Análise: Dream Theater em São Paulo
Uma noite para recordar. Apenas isso define a apresentação do quinteto símbolo do metal progressivo, realizada neste 19/03 no Credicard Hall, em São Paulo. Nós estivemos lá, e vamos tentar encontrar palavras para descrever o evento.
Importante registrar a eficiência da Rock Tour, que realizou o transporte para o Credicard Hall saindo de Santos (SP) e possibilitou esta matéria. Se você é da Baixada Santista, litoral de São Paulo, e não sabe como ir ao show de sua banda preferida com segurança e baixo custo, visite o site oficial.
Antes mesmo de entrar no Credicard Hall, encontramos uma fila. Mas uma fila de verdade, que dava a volta no belo e organizado espaço de eventos da Credicard. Nela, uma legião de fãs, gente que vinha de várias partes do país, como um estudante que veio do Recife apenas para ver seus ídolos. A animação era visível, o movimento idem.
Os portões foram abertos com curto atraso e o show de abertura, dos americanos do Bigelf, começou em seguida. E, para isso, cabe uma crítica à organização. Nem todos os fãs conseguiram ver a maior parte da apresentação, a maioria ainda estava do lado de fora quando a banda subiu ao palco. E que apresentação, surpreendente para a maioria, já que o Bigelf era basicamente um grupo de desconhecidos no país. Era. Pela empolgação do público, deu pra perceber que a banda de Damon Fox assumiu a responsabilidade com segurança e agradou os exigentes fãs de rock progressivo. O ponto forte foi a rápida participação do baterista Mike Portnoy, do Dream Theater, que cantou a música “Money, It’s Pure Evil”.
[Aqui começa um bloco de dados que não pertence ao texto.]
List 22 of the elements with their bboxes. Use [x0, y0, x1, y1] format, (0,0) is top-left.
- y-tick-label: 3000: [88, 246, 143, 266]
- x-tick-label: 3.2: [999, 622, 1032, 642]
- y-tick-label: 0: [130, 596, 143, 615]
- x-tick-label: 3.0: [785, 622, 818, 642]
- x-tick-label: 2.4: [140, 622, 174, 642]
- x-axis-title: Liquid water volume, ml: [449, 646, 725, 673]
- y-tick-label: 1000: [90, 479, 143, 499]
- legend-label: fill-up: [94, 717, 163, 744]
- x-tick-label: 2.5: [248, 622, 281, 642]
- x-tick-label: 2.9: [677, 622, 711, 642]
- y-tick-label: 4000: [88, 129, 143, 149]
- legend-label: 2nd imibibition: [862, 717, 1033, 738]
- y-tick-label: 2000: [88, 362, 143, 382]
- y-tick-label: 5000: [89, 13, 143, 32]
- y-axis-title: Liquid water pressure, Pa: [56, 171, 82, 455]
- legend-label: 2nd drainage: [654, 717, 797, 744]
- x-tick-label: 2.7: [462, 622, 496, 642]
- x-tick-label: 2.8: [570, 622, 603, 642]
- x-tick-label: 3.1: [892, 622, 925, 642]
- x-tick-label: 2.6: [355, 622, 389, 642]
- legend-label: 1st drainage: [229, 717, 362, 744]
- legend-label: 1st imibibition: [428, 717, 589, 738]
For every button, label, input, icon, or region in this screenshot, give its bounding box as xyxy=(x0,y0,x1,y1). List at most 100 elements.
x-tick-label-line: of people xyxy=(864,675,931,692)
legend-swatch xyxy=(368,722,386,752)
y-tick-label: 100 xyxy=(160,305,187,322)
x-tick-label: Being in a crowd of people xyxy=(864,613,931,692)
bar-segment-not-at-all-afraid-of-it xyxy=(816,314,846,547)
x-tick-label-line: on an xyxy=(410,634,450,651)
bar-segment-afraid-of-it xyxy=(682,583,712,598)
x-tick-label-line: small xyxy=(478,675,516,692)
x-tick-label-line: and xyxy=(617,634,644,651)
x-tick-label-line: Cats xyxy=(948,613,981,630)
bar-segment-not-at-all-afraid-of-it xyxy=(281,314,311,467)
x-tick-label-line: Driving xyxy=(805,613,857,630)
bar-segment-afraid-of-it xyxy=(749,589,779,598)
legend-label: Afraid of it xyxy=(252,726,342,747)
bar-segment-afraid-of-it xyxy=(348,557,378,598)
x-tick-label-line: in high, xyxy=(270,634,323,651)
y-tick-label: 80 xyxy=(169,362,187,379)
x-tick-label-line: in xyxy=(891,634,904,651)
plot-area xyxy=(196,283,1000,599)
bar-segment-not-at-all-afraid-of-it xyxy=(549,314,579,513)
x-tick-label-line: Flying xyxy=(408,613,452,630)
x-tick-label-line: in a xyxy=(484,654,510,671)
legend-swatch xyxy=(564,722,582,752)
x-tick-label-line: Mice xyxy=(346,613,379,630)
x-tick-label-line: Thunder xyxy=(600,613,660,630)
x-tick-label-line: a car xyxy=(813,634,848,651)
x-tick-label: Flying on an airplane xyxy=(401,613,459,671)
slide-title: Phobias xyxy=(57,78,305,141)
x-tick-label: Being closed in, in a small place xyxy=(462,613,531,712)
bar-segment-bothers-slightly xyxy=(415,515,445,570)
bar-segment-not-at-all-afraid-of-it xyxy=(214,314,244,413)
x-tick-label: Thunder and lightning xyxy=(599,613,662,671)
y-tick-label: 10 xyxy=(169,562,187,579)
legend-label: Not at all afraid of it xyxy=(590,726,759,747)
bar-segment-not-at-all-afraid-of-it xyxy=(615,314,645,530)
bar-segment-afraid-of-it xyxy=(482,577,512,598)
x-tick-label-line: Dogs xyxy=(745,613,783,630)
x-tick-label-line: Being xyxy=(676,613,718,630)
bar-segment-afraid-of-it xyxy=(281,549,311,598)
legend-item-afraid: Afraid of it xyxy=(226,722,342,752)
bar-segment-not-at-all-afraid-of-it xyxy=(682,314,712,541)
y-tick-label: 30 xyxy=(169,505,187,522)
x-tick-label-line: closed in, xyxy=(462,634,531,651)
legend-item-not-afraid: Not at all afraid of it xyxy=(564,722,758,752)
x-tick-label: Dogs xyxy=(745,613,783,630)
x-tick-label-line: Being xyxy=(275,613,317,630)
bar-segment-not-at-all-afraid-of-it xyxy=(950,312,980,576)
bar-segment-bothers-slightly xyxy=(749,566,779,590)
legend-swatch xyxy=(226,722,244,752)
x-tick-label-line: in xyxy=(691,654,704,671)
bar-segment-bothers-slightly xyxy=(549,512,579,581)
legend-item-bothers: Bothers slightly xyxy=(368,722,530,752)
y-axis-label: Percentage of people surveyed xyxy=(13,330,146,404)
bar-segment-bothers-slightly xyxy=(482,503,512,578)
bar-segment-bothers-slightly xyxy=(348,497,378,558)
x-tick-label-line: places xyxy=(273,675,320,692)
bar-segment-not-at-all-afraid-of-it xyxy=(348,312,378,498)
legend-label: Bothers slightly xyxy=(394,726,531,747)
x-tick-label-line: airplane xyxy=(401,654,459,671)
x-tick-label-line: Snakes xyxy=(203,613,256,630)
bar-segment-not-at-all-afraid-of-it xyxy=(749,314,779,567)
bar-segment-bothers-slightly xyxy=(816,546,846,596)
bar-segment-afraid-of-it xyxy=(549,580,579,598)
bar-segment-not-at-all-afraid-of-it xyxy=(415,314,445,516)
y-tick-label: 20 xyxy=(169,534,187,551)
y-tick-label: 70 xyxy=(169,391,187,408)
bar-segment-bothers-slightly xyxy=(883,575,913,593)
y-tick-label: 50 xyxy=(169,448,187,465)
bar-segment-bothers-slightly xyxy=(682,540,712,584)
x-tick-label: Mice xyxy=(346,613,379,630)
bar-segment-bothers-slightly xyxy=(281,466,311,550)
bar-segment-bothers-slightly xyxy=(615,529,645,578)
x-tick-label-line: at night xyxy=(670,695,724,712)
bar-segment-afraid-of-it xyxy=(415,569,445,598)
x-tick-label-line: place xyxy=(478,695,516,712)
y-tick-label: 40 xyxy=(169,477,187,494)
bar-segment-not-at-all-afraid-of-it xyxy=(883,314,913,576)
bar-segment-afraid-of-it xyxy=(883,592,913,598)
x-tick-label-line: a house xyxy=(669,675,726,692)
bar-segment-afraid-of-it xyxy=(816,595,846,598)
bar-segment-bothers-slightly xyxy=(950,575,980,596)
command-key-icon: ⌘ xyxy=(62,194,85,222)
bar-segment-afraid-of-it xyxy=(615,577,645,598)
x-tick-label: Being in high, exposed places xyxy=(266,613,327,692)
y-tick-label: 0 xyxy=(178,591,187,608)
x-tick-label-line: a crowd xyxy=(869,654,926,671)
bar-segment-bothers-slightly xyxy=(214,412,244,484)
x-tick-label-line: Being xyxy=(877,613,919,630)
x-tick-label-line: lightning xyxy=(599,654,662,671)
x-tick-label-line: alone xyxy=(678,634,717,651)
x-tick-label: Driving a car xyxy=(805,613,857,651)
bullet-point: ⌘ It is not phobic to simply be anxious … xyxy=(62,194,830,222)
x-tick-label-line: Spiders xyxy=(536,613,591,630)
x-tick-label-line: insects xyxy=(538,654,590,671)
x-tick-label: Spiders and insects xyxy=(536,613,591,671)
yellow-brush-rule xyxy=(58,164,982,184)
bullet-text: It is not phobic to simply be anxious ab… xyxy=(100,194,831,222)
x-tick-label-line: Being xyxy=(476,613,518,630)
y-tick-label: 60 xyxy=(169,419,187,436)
Após quinze minutos, para a troca de instrumentos, estava para começar o grande momento. O Dream Theater estava atrás de uma cortina enorme e, quando ela caiu, os fãs foram à loucura com o clima sombrio da faixa de abertura, “A Nightmare to Remember”. Foram duas horas de show. Segue a setlist:
01 – A Nightmare to Remember
02 – A Rite of Passage
03 – Keyboard Solo/Guitar Solo
04 – Hollow Years
05 – Keyboard Solo
06 – Prophets of War
07 – Wither
08 – The Dance of Eternity
09 – One Last Time
10 – The Spirit Carries on
11 – Pull Me Under/Metropolis Medley
12 – The Count of Tuscany
Também são dignos de nota o belo solo do tecladista Jordan Rudess e o duelo de instrumentos que executou com o guitarrista John Petrucci. A voz de James LaBrie, inconfundível, foi perfeita do início ao fim. Porém, o destaque na presença de palco certamente foi o baterista, Portnoy, que usava os telões instalados no palco para brincar com o público presente. No final, ele ainda usou uma camiseta da seleção brasileira para mostrar seu amor ao país do futebol.
O show, uma verdadeira viagem emocional, provou mais uma vez que o Dream Theater é uma banda clássica, sem perder a criatividade e a simpatia. O sucesso do álbum mais recente, “Black Clouds & Silver Linings”, aclamado pela crítica e bem recebido pelos fãs, mostra que mesmo após quase 25 anos de carreira, continuam representando com excelência o complexo metal progressivo.
A empolgação estava clara entre os fãs ao término do espetáculo, vários deixavam o Credicard Hall emocionados. O engenheiro Igor de Lucca Dias (27) conversou conosco e saiu satisfeito: “Acho a banda sensacional e, como sempre, empolgou os fãs e estava impecável no palco.”
Igor, que também esteve no show anterior (2008), comparou as apresentações: “Achei o cenário mais simples, com menos detalhes, diferente da turnê do álbum Systematic Chaos, porém, a banda demonstrou a mesma energia e vontade em cima do palco e parece cada vez mais empolgada em tocar para o público brasileiro.”
Quando indagado se pretendia estar em provável próxima turnê, Igor foi rápido: “Com certeza, e torcendo para ser do tipo “An Evening with…”, onde não há banda de abertura e são apresentados dois sets, de aproximadamente 1h30, mais músicas para os fãs.”
De resto, basta aguardar o próximo retorno. Pelo menos, Portnoy garantiu: “nós voltaremos em breve”.